Based on our direct interactions with and observations of him, he is someone for whom many jurors will want to identify reasonable doubt.

It would be difficult to convince a jury that they should convict him — by then a former president well into his eighties — of a serious felony that requires a mental state of willfulness.

Biden, again, didn’t take the report well — at all. “I know there’s some attention paid to some language in the report about my recollection of events,” he said. “There’s even a reference that I don’t remember when my son died. How in the hell dare he raise that. Frankly, when I was asked the question, I thought to myself it wasn’t any of their damn business.”

Problem is, as the Post observed, Hur didn’t “raise that.” Biden raised his son’s death, and his handlers had to remind him that Beau died in May 2015.

So Biden either lied to make Hur look insensitive, or very possibly, he didn’t remember bringing up Beau’s death.

Inappropriate rages and impulsive behavior, particularly in the evening, are signs of dementia. Such evening spells are called sundowning.

Biden spoke at 7:59 p.m., late in the day for an 81-year-old man.

25th Amendment Time?

Biden’s worsening cognitive abilities suggest that it’s time for his Cabinet to invoke the 25th Amendment, which governs succession to the presidency when the president is unable to carry out his duties because he is disabled mentally or physically. Submitted to Congress in July 1965 in response to the assassination of President John F. Kennedy, it passed in 1967 when the last of the 38 states required to do so ratified it.

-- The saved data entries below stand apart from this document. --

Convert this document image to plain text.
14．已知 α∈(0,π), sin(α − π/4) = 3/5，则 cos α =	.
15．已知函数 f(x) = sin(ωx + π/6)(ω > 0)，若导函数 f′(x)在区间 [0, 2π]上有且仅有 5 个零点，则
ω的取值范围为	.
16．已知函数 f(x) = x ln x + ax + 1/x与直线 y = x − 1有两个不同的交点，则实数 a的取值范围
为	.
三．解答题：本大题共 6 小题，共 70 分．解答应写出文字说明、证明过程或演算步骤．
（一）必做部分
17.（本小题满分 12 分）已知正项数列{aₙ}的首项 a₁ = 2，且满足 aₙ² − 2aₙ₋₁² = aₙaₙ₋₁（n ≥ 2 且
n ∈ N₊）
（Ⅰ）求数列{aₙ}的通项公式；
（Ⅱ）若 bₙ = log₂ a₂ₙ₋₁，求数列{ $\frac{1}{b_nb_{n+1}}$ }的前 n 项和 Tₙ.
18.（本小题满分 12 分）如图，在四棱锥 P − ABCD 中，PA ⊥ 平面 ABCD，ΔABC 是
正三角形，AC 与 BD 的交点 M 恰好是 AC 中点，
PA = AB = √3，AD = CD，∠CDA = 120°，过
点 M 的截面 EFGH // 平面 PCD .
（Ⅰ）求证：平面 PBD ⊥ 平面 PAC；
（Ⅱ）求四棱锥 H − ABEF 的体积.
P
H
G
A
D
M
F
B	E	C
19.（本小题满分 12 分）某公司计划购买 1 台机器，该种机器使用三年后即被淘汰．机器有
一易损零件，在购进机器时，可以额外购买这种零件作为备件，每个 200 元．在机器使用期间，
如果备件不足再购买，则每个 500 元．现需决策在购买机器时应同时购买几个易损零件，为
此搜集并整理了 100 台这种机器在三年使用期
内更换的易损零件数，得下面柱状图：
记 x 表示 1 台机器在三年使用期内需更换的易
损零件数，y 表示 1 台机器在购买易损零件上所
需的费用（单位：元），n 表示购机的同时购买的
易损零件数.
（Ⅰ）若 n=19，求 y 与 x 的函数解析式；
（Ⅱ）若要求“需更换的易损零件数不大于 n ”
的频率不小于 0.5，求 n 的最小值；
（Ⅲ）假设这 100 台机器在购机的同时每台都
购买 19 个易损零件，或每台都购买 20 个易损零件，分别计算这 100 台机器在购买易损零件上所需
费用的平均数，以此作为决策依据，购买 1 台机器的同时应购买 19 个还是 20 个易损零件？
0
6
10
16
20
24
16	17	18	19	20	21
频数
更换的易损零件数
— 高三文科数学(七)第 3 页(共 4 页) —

The 25th says that the president is removed from office whenever the Vice President and a majority of Cabinet officers tell the speaker of the U.S. House and president pro tempore of the U.S. Senate that he cannot do his job. If the president disputes that in writing to say that he can do his duty, he resumes his office unless the vice president and a majority of the Cabinet, within four days, tell the House speaker and Senate president pro-tem that the president is still disabled. 

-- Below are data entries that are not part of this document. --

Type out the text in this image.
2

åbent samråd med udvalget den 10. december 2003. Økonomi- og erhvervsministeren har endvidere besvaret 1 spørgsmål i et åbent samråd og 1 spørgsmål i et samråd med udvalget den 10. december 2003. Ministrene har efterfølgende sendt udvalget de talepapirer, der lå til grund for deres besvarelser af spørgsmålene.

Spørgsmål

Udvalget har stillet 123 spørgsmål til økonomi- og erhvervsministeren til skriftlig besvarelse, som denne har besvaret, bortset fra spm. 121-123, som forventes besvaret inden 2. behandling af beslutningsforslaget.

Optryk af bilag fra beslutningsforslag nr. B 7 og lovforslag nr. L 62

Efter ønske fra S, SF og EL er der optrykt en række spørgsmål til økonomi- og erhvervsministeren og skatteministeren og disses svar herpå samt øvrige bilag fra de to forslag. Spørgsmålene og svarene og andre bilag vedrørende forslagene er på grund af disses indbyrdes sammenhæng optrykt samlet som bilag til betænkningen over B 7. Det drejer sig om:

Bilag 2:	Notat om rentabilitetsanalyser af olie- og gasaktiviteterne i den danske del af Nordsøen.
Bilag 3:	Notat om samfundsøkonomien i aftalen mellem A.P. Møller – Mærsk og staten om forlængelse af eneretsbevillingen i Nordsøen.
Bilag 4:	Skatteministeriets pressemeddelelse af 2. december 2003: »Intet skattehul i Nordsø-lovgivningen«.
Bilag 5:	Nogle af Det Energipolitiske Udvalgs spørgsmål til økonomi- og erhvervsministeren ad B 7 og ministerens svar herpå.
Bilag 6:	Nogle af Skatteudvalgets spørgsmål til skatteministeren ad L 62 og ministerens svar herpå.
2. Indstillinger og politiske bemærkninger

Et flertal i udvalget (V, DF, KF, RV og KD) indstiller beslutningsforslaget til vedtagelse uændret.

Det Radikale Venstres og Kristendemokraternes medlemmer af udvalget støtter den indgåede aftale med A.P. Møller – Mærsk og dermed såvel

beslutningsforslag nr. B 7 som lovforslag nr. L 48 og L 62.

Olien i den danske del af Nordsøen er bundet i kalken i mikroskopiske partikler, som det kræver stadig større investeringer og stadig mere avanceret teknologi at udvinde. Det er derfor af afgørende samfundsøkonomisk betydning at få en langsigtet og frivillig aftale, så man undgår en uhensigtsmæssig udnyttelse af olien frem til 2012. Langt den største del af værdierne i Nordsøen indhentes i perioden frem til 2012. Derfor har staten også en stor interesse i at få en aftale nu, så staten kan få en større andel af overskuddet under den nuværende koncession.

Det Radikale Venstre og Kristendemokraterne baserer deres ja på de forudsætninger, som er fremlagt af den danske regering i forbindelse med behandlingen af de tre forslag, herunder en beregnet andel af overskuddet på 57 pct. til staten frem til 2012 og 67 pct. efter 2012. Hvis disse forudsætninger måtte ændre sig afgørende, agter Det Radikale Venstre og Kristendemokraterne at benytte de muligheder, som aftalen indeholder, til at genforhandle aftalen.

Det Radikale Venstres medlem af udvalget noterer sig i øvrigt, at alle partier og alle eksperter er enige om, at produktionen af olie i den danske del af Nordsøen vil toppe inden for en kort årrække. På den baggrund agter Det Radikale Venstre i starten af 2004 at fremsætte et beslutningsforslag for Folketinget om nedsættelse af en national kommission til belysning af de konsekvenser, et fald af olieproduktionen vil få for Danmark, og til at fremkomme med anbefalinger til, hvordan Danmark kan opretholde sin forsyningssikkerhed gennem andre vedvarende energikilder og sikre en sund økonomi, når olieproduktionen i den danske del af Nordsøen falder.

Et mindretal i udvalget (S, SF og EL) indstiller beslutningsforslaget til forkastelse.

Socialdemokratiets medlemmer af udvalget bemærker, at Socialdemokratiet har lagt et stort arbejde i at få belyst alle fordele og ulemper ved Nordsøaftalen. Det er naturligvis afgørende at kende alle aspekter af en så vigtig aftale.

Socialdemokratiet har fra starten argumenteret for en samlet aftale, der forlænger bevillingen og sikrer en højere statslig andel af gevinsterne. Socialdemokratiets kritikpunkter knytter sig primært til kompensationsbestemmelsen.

“Thereupon Congress shall decide the issue,” the amendment says.

The chances that Biden’s Cabinet would vote to remove him before Election Day are slim to none. It would mean that Vice President Kamala Harris would likely face President Donald Trump in November’s election, which would all but guarantee losing the White House.

If Biden defeats Trump in November, then and only then might the Cabinet agree to remove him. Most likely, though, they would permit Biden to stay in office and let First Lady “Dr.” Jill do the job, as Edith Wilson did the job when President Woodrow Wilson suffered a paralyzing stroke.

London’s Telegraph recently speculated that FLOTUS Jill is “secretly running the country,” and indeed, she might be the reason that Biden, who will be 82 if reelected in November, is running again.

On Face the Nation recently, Historian Douglas Brinkely recently explained that “Dr.” Jill is in charge.

Presidents Harry Truman and Lyndon Johnson left office because their wives wanted to go home and said enough is enough, he explained. But that isn’t the case with “Dr.” Jill:

That’s not the case with Jill Biden. She likes power. She wants to stay. She wants some sense of revenge.… This is — is her home.